I just finished developing a presentation for Target Analytics Network showcasing geospatial and mapping tools in R . I decided to use Target store locations as part of a case study in the presentation. The problem: I didn’t have any store location data, so I needed to get it from somewhere off the web. Since there some great tools in R to get this information, mainly
rvest for scraping and
ggmap for geocoding, it wasn’t a problem. Instead of just doing the work, I thought I should share what this process looks like:
First, we can go to the target website and find stores broken down by state.
After finding this information, we can use the
rvest package to scrape the information. The URL is so nicely formatted that you can easily grab any state if you know the state’s mailing code.
# Set the URL to borrow the data. TargetURL <- paste0('http://www.target.com/store-locator/state-result?stateCode=', state)
Now we can set a state — Minnesota’s mailing code is MN.
# Set the state. state <- 'MN'
Now that we have the URL, let’s grab the html from the webpage.
# Download the webpage. TargetWebpage <- TargetURL %>% xml2::read_html()
Now we have to find the location of the table in the html code.
Once we have found the html table, there are a number of ways we could extract from this location. I like to copy the the XPath location. It’s a bit lazy, but for the purpose of this exercise it makes life easy.
Once we have the XPath location, it’s easy to exact the table from the Target’s webpage. First we can pipe the html through the
html_nodes function, this will isolate the html responsible for creating the store locations table. After that we can use the
html_table to parse the html table into an R list. Let’s then use the
data.frame function to take the list to a data frame and use the
select function from the
dplyr library to select specific variables. The problem with extracting the data is that the city, state, and zip code are in one column. Well its not really a problem for this exercise, but its maybe the perfectionist in me. Let’s use the
separate function in the
tidyr library to make city, state, and zipcode their own columns.
# Get all of the store locations. TargetStores <- TargetWebpage %>% rvest::html_nodes(xpath = '//*[@id="stateresultstable"]/table') %>% rvest::html_table() %>% data.frame() %>% dplyr::select(`Store Name` = Store.Name, Address, `City/State/ZIP` = City.State.ZIP) %>% tidyr::separate(`City/State/ZIP`, into = c('City', 'Zipcode'), sep = paste0(', ', state)) %>% dplyr::mutate(State = state) %>% dplyr::as_data_frame()
Let’s get the coordinates for these stores; we can pass each store’s address through the
geocode function which obtains the information from the Google Maps API — you can only geocode up to 2500 locations per day for free using the Google API.

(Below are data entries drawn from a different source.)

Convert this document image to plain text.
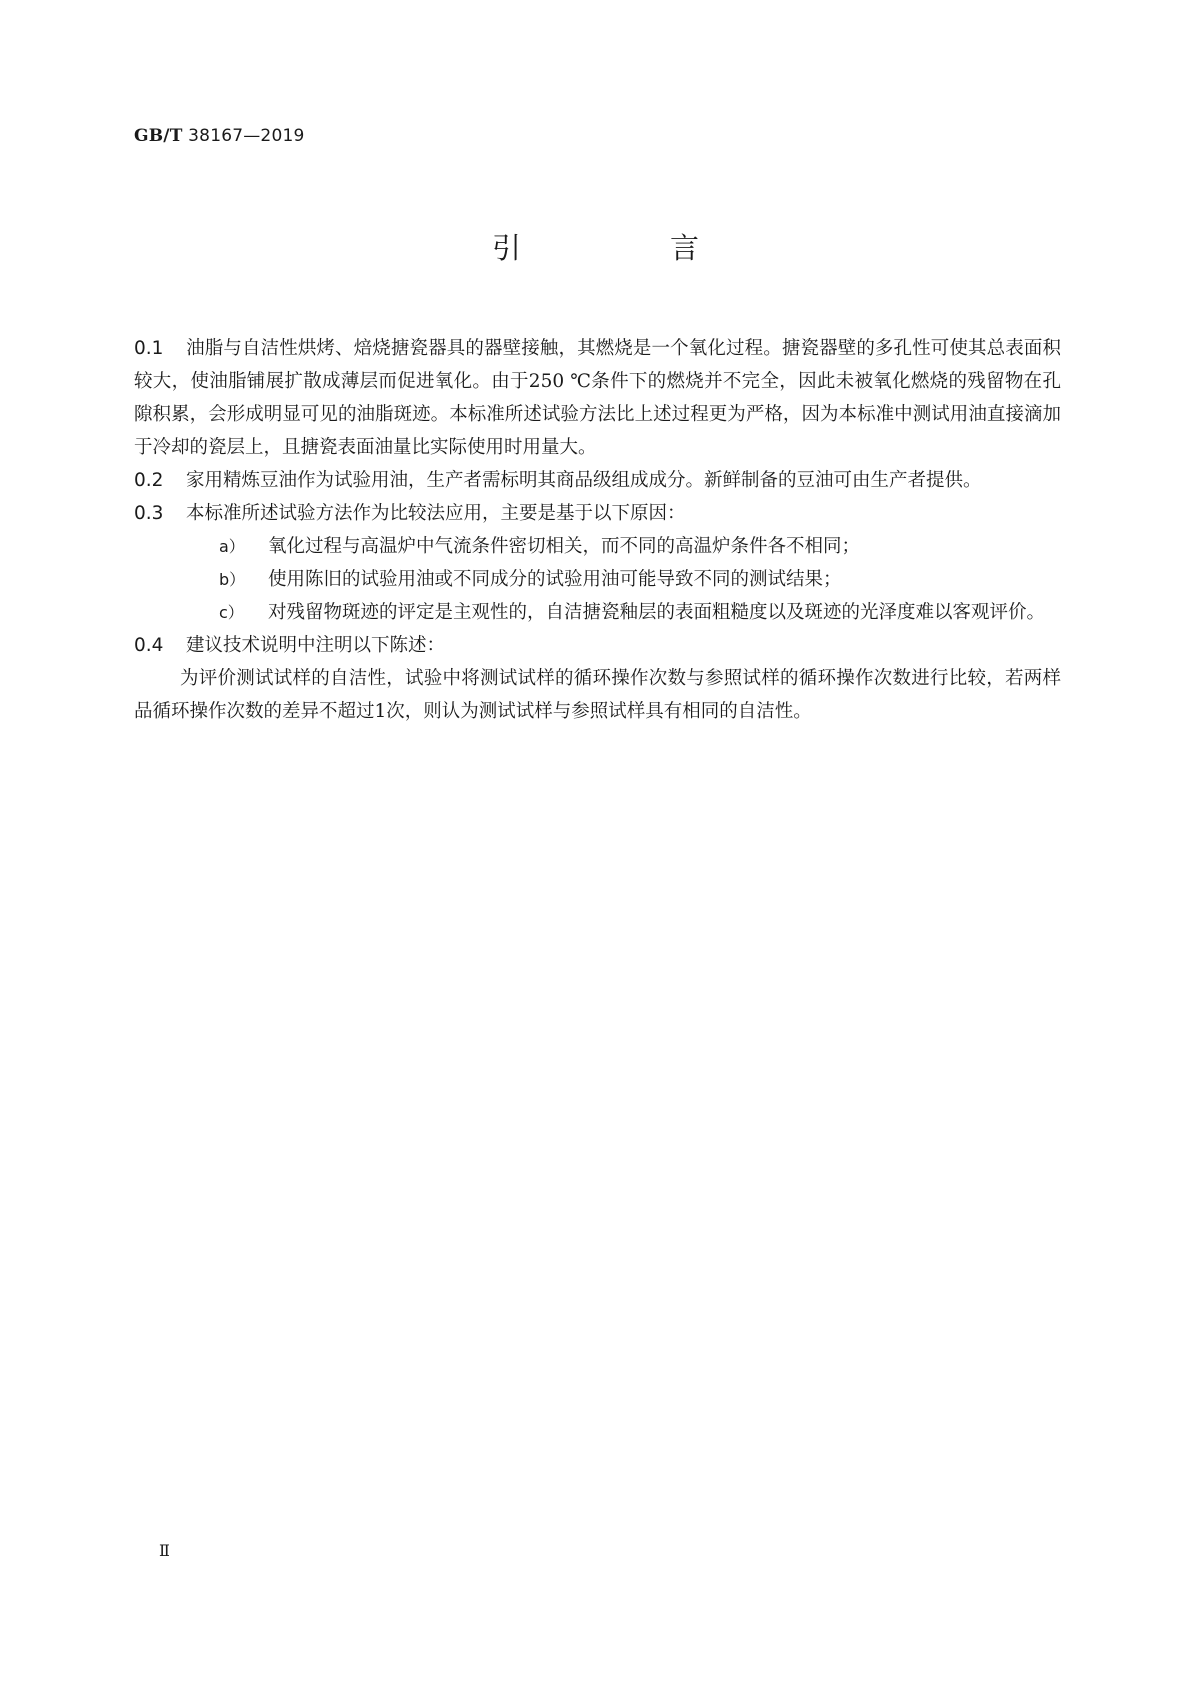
GB/T 38167—2019
引　言

0.1 油脂与自洁性烘烤、焙烧搪瓷器具的器壁接触，其燃烧是一个氧化过程。搪瓷器壁的多孔性可使其总表面积较大，使油脂铺展扩散成薄层而促进氧化。由于250 ℃条件下的燃烧并不完全，因此未被氧化燃烧的残留物在孔隙积累，会形成明显可见的油脂斑迹。本标准所述试验方法比上述过程更为严格，因为本标准中测试用油直接滴加于冷却的瓷层上，且搪瓷表面油量比实际使用时用量大。

0.2 家用精炼豆油作为试验用油，生产者需标明其商品级组成成分。新鲜制备的豆油可由生产者提供。

0.3 本标准所述试验方法作为比较法应用，主要是基于以下原因：

a） 氧化过程与高温炉中气流条件密切相关，而不同的高温炉条件各不相同；

b） 使用陈旧的试验用油或不同成分的试验用油可能导致不同的测试结果；

c） 对残留物斑迹的评定是主观性的，自洁搪瓷釉层的表面粗糙度以及斑迹的光泽度难以客观评价。

0.4 建议技术说明中注明以下陈述：

为评价测试试样的自洁性，试验中将测试试样的循环操作次数与参照试样的循环操作次数进行比较，若两样品循环操作次数的差异不超过1次，则认为测试试样与参照试样具有相同的自洁性。

Ⅱ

# Geocode each store TargetStores %<>% dplyr::bind_cols( ggmap::geocode( paste0( TargetStores$`Store Name`, ', ', TargetStores$Address, ', ', TargetStores$City, ', ', TargetStores$State, ', ', TargetStores$Zipcode ), output = 'latlon', source = 'google' ) )
Now that we have the data, let’s plot. In order to plot this data, we need to put it in a spatial data frame — we can do this using the
CRS functions from the
sp package. We need to specify the coordinates, the underlying data, and the projections
# Make a spatial data frame TargetStores <- sp::SpatialPointsDataFrame( coords = TargetStores %>% dplyr::select(lon, lat) %>% data.frame, data = TargetStores %>% data.frame, proj4string = sp::CRS("+proj=longlat +datum=WGS84 +ellps=WGS84 +towgs84=0,0,0") )

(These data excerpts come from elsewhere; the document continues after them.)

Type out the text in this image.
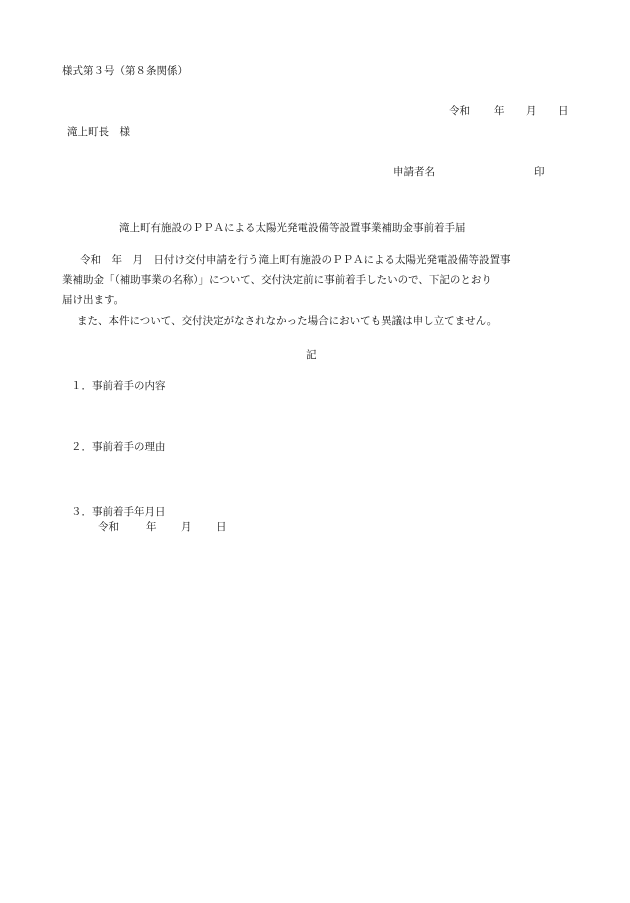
様式第３号（第８条関係）
令和 年 月 日
滝上町長　様
申請者名	印
滝上町有施設のＰＰＡによる太陽光発電設備等設置事業補助金事前着手届
令和　年　月　日付け交付申請を行う滝上町有施設のＰＰＡによる太陽光発電設備等設置事
業補助金「（補助事業の名称）」について、交付決定前に事前着手したいので、下記のとおり
届け出ます。
また、本件について、交付決定がなされなかった場合においても異議は申し立てません。
記
１．事前着手の内容
２．事前着手の理由
３．事前着手年月日
令和	年 月 日
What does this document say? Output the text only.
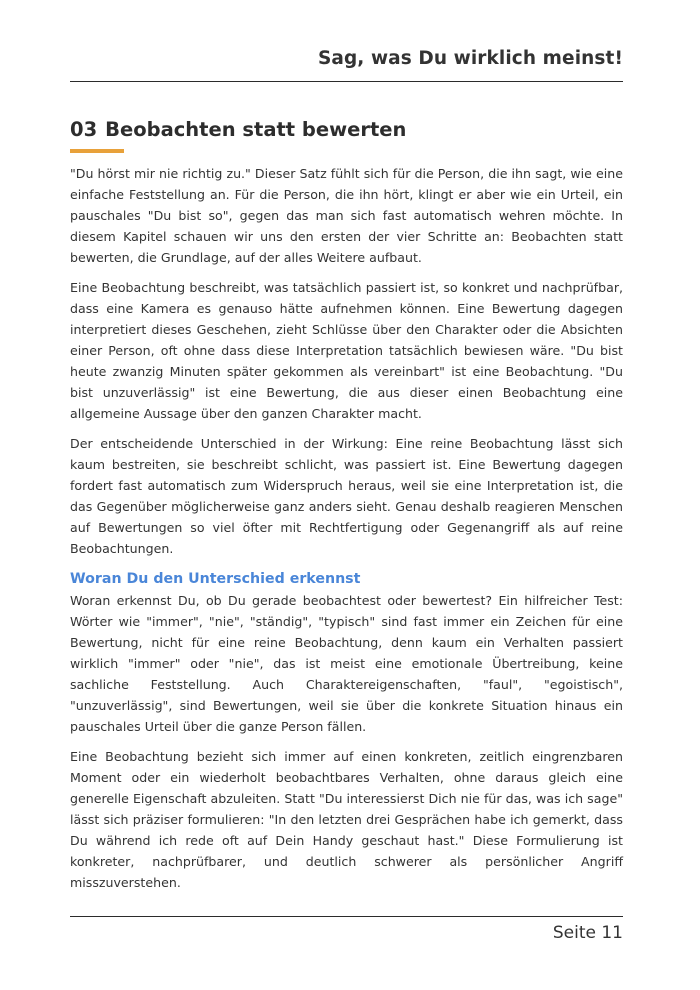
Sag, was Du wirklich meinst!
03 Beobachten statt bewerten

"Du hörst mir nie richtig zu." Dieser Satz fühlt sich für die Person, die ihn sagt, wie eine einfache Feststellung an. Für die Person, die ihn hört, klingt er aber wie ein Urteil, ein pauschales "Du bist so", gegen das man sich fast automatisch wehren möchte. In diesem Kapitel schauen wir uns den ersten der vier Schritte an: Beobachten statt bewerten, die Grundlage, auf der alles Weitere aufbaut.

Eine Beobachtung beschreibt, was tatsächlich passiert ist, so konkret und nachprüfbar, dass eine Kamera es genauso hätte aufnehmen können. Eine Bewertung dagegen interpretiert dieses Geschehen, zieht Schlüsse über den Charakter oder die Absichten einer Person, oft ohne dass diese Interpretation tatsächlich bewiesen wäre. "Du bist heute zwanzig Minuten später gekommen als vereinbart" ist eine Beobachtung. "Du bist unzuverlässig" ist eine Bewertung, die aus dieser einen Beobachtung eine allgemeine Aussage über den ganzen Charakter macht.

Der entscheidende Unterschied in der Wirkung: Eine reine Beobachtung lässt sich kaum bestreiten, sie beschreibt schlicht, was passiert ist. Eine Bewertung dagegen fordert fast automatisch zum Widerspruch heraus, weil sie eine Interpretation ist, die das Gegenüber möglicherweise ganz anders sieht. Genau deshalb reagieren Menschen auf Bewertungen so viel öfter mit Rechtfertigung oder Gegenangriff als auf reine Beobachtungen.

Woran Du den Unterschied erkennst

Woran erkennst Du, ob Du gerade beobachtest oder bewertest? Ein hilfreicher Test: Wörter wie "immer", "nie", "ständig", "typisch" sind fast immer ein Zeichen für eine Bewertung, nicht für eine reine Beobachtung, denn kaum ein Verhalten passiert wirklich "immer" oder "nie", das ist meist eine emotionale Übertreibung, keine sachliche Feststellung. Auch Charaktereigenschaften, "faul", "egoistisch", "unzuverlässig", sind Bewertungen, weil sie über die konkrete Situation hinaus ein pauschales Urteil über die ganze Person fällen.

Eine Beobachtung bezieht sich immer auf einen konkreten, zeitlich eingrenzbaren Moment oder ein wiederholt beobachtbares Verhalten, ohne daraus gleich eine generelle Eigenschaft abzuleiten. Statt "Du interessierst Dich nie für das, was ich sage" lässt sich präziser formulieren: "In den letzten drei Gesprächen habe ich gemerkt, dass Du während ich rede oft auf Dein Handy geschaut hast." Diese Formulierung ist konkreter, nachprüfbarer, und deutlich schwerer als persönlicher Angriff misszuverstehen.

Seite 11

Now that we have a spatial data frame, we can plot these points — I’m going to plot some other spatial data frames to make add context for the Target store point data.

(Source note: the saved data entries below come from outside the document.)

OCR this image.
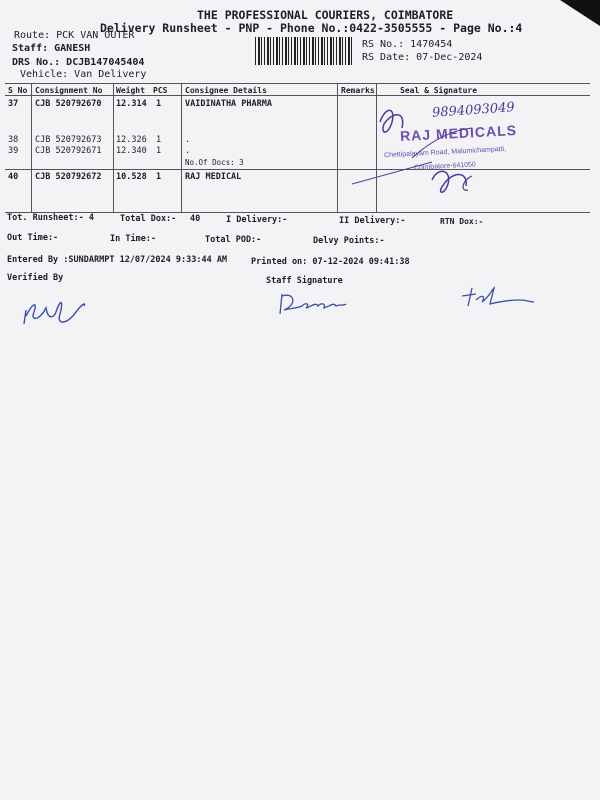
THE PROFESSIONAL COURIERS, COIMBATORE
Delivery Runsheet - PNP - Phone No.:0422-3505555 - Page No.:4
Route: PCK VAN OUTER
Staff: GANESH
DRS No.: DCJB147045404
Vehicle: Van Delivery
RS No.: 1470454
RS Date: 07-Dec-2024
S No Consignment No Weight PCS Consignee Details	Remarks	Seal & Signature
37 CJB 520792670 12.314 1	VAIDINATHA PHARMA
38 CJB 520792673 12.326 1	.
39 CJB 520792671 12.340 1	.
No.Of Docs: 3
40 CJB 520792672 10.528 1	RAJ MEDICAL
9894093049
RAJ MEDICALS
Chettipalayam Road, Malumichampatti,
Coimbatore-641050
Tot. Runsheet:- 4	Total Dox:- 40	I Delivery:-	II Delivery:-	RTN Dox:-
Out Time:-	In Time:-	Total POD:-	Delvy Points:-
Entered By :SUNDARMPT 12/07/2024 9:33:44 AM	Printed on: 07-12-2024 09:41:38
Verified By	Staff Signature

# Plot Target in Minnesota plot(mnCounties, col = '#EAF6AE', lwd = .4, border = '#BEBF92', bg = '#F5FBDA') plot(mnRoads, col = 'darkorange', lwd = .5, add = TRUE) plot(mnRoads2, col = 'darkorange', lwd = .15, add = TRUE) plot(mnRivers, lwd = .6, add = TRUE, col = '#13BACC') plot(mnLakes, border = '#13BACC', lwd = .2, col = '#EAF6F9', add = TRUE) plot(TargetStores, add = TRUE, col = scales::alpha('#E51836', .8), pch = 20, cex = .6)
Yes! We’ve done it. We’ve plotted Target stores in Minnesota. That’s cool and all, but really we haven’t done much with the data we just obtained. Stay tuned for the next post to see what else we can do with this data.
UPDATE: David Radcliffe of the Twin Cities R User group presented something similar using Walmart stores.